The architect of the complete overhaul of environmental and planning law, which all political parties have long agreed requires reform, Environment Minister David Parker, hailed the passage of the two laws for simplifying and modernising environmental and planning regulation.

National’s Resource Management Act (RMA) spokesperson, Chris Bishop, confirmed a National-led government would make repeal of both a pre-Christmas priority.

“It’s really important we do that because there’s a whole army of officials doing a lot of work on all of the implementation of the new regime,” Bishop said. The new regime is intended to come into force over a 10-year transition period.

“That starts basically the moment the bill passes. So, we have to stop all of that.” 

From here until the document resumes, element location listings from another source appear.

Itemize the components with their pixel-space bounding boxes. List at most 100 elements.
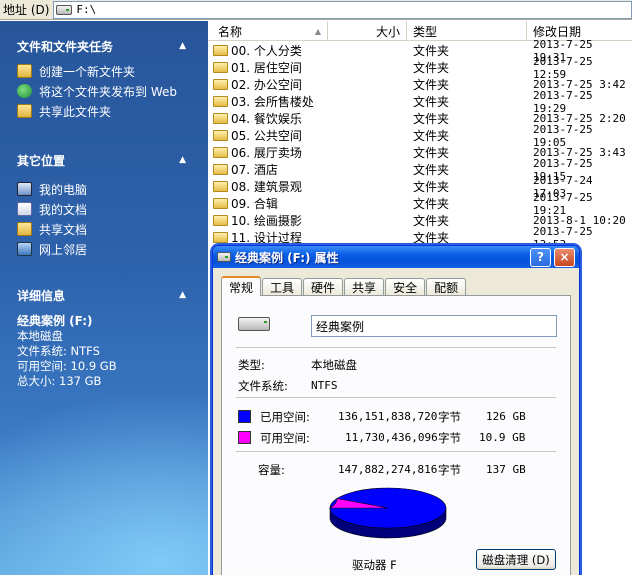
list-item[interactable]: 11. 设计过程 文件夹 2013-7-25 13:53: [208, 225, 632, 251]
place-label: 我的文档: [39, 202, 88, 217]
dialog-titlebar[interactable]: 经典案例 (F:) 属性 ? ×: [213, 246, 579, 268]
item-name: 06. 展厅卖场: [231, 146, 302, 160]
task-label: 将这个文件夹发布到 Web: [39, 84, 177, 99]
place-my-computer[interactable]: 我的电脑: [0, 179, 208, 199]
drive-label: 驱动器 F: [352, 558, 397, 572]
tab-sharing[interactable]: 共享: [344, 278, 385, 296]
free-label: 可用空间:: [260, 431, 310, 445]
close-button[interactable]: ×: [554, 247, 575, 267]
item-type: 文件夹: [413, 146, 450, 160]
task-pane: 文件和文件夹任务 ▲ 创建一个新文件夹 将这个文件夹发布到 Web 共享此文件夹…: [0, 21, 208, 575]
details-total-size: 总大小: 137 GB: [17, 374, 102, 388]
item-type: 文件夹: [413, 180, 450, 194]
folder-icon: [213, 164, 228, 175]
details-header[interactable]: 详细信息 ▲: [0, 282, 208, 308]
address-label: 地址 (D): [3, 3, 50, 17]
disk-cleanup-button[interactable]: 磁盘清理 (D): [476, 549, 556, 570]
dialog-title: 经典案例 (F:) 属性: [235, 250, 339, 265]
other-places-title: 其它位置: [17, 153, 66, 168]
help-button[interactable]: ?: [530, 247, 551, 267]
column-size-label: 大小: [375, 24, 400, 39]
item-name: 00. 个人分类: [231, 44, 302, 58]
item-name: 01. 居住空间: [231, 61, 302, 75]
details-drive-name: 经典案例 (F:): [17, 314, 93, 328]
collapse-chevron-icon[interactable]: ▲: [179, 290, 186, 300]
volume-name-input[interactable]: 经典案例: [311, 315, 557, 337]
list-item[interactable]: 01. 居住空间 文件夹 2013-7-25 12:59: [208, 55, 632, 81]
separator: [236, 451, 556, 452]
folder-icon: [213, 147, 228, 158]
item-type: 文件夹: [413, 78, 450, 92]
used-unit: 字节: [438, 410, 461, 424]
details-drive-type: 本地磁盘: [17, 329, 63, 343]
share-folder-icon: [17, 104, 32, 118]
used-space-swatch: [238, 410, 251, 423]
address-bar: 地址 (D) F:\: [0, 0, 632, 20]
column-header-type[interactable]: 类型: [407, 21, 527, 41]
separator: [236, 347, 556, 348]
list-rows: 00. 个人分类 文件夹 2013-7-25 19:31 01. 居住空间 文件夹 20…: [208, 38, 632, 251]
folder-icon: [213, 62, 228, 73]
used-bytes: 136,151,838,720: [338, 410, 438, 423]
place-my-documents[interactable]: 我的文档: [0, 199, 208, 219]
details-file-system: 文件系统: NTFS: [17, 344, 100, 358]
address-path: F:\: [76, 3, 97, 16]
column-header-size[interactable]: 大小: [328, 21, 407, 41]
place-shared-documents[interactable]: 共享文档: [0, 219, 208, 239]
tab-hardware[interactable]: 硬件: [303, 278, 344, 296]
folder-icon: [213, 215, 228, 226]
task-label: 共享此文件夹: [39, 104, 112, 119]
place-label: 网上邻居: [39, 242, 88, 257]
details-free-space: 可用空间: 10.9 GB: [17, 359, 117, 373]
drive-icon: [217, 252, 231, 262]
details-section: 详细信息 ▲ 经典案例 (F:) 本地磁盘 文件系统: NTFS 可用空间: 1…: [0, 282, 208, 389]
task-publish-web[interactable]: 将这个文件夹发布到 Web: [0, 81, 208, 101]
item-name: 07. 酒店: [231, 163, 278, 177]
details-title: 详细信息: [17, 288, 66, 303]
item-type: 文件夹: [413, 112, 450, 126]
item-modified: 2013-7-25 12:59: [533, 54, 593, 81]
other-places-header[interactable]: 其它位置 ▲: [0, 147, 208, 173]
column-header-name[interactable]: 名称 ▲: [208, 21, 328, 41]
item-type: 文件夹: [413, 163, 450, 177]
folder-icon: [213, 79, 228, 90]
place-label: 我的电脑: [39, 182, 88, 197]
details-body: 经典案例 (F:) 本地磁盘 文件系统: NTFS 可用空间: 10.9 GB …: [0, 314, 208, 389]
type-label: 类型:: [238, 358, 265, 372]
free-unit: 字节: [438, 431, 461, 445]
tab-general[interactable]: 常规: [221, 276, 262, 296]
collapse-chevron-icon[interactable]: ▲: [179, 41, 186, 51]
place-label: 共享文档: [39, 222, 88, 237]
item-name: 10. 绘画摄影: [231, 214, 302, 228]
drive-icon: [56, 4, 73, 15]
fs-label: 文件系统:: [238, 379, 288, 393]
list-item[interactable]: 09. 合辑 文件夹 2013-7-25 19:21: [208, 191, 632, 217]
item-name: 03. 会所售楼处: [231, 95, 314, 109]
list-item[interactable]: 03. 会所售楼处 文件夹 2013-7-25 19:29: [208, 89, 632, 115]
address-input[interactable]: F:\: [53, 0, 632, 19]
type-value: 本地磁盘: [311, 358, 357, 372]
drive-large-icon: [238, 317, 270, 331]
tab-quota[interactable]: 配额: [426, 278, 467, 296]
usage-pie-chart: [328, 487, 447, 539]
task-new-folder[interactable]: 创建一个新文件夹: [0, 61, 208, 81]
item-name: 11. 设计过程: [231, 231, 302, 245]
list-item[interactable]: 05. 公共空间 文件夹 2013-7-25 19:05: [208, 123, 632, 149]
task-share-folder[interactable]: 共享此文件夹: [0, 101, 208, 121]
place-network[interactable]: 网上邻居: [0, 239, 208, 259]
collapse-chevron-icon[interactable]: ▲: [179, 155, 186, 165]
file-tasks-header[interactable]: 文件和文件夹任务 ▲: [0, 33, 208, 59]
other-places-section: 其它位置 ▲ 我的电脑 我的文档 共享文档 网上邻居: [0, 147, 208, 259]
item-name: 02. 办公空间: [231, 78, 302, 92]
folder-icon: [213, 96, 228, 107]
sort-ascending-icon: ▲: [314, 26, 321, 36]
item-name: 05. 公共空间: [231, 129, 302, 143]
item-type: 文件夹: [413, 95, 450, 109]
column-type-label: 类型: [413, 24, 438, 39]
item-type: 文件夹: [413, 214, 450, 228]
capacity-gb: 137 GB: [486, 463, 526, 476]
folder-icon: [213, 130, 228, 141]
file-tasks-title: 文件和文件夹任务: [17, 39, 114, 54]
tab-security[interactable]: 安全: [385, 278, 426, 296]
tab-tools[interactable]: 工具: [262, 278, 303, 296]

National would then begin its own RMA reform process, which would be likely to include some elements of Labour’s new regime, including a simplified regional planning process.

National would approach the issue in three stages.

“The first stage is getting rid of the NBA and spatial planning, getting them off the statute books. The second stage is legislating our own amendments to the existing RMA, and then the third stage is comprehensive and substantive reform of the RMA.”

National would also seek a fast-tracking regime for infrastructure projects and roll back elements of the recently instituted National Policy Statement on Indigenous Biodiversity.

Parker slammed National’s intentions, saying it was ironic that National had spent nine years in government saying the RMA needed reform but had done nothing, and is now proposing to roll back work that Parker began in 2019 and has produced more than 900 pages of new law. 

Parker said it is “up to the people of New Zealand as to whether they think they want to vote for a party who, having railed against the RMA, kicked it to death for decades, now for political opportunism say that they’re going to repeal these new changes and actually bring back the RMA with all its faults”.

National is also promising to repeal and replace legislation, which also passed on Wednesday, to establish new water entities that will become responsible for so-called “three waters” – drinking, waste and stormwater.

The timetable for that repeal is within the first 100 days of a National-led government.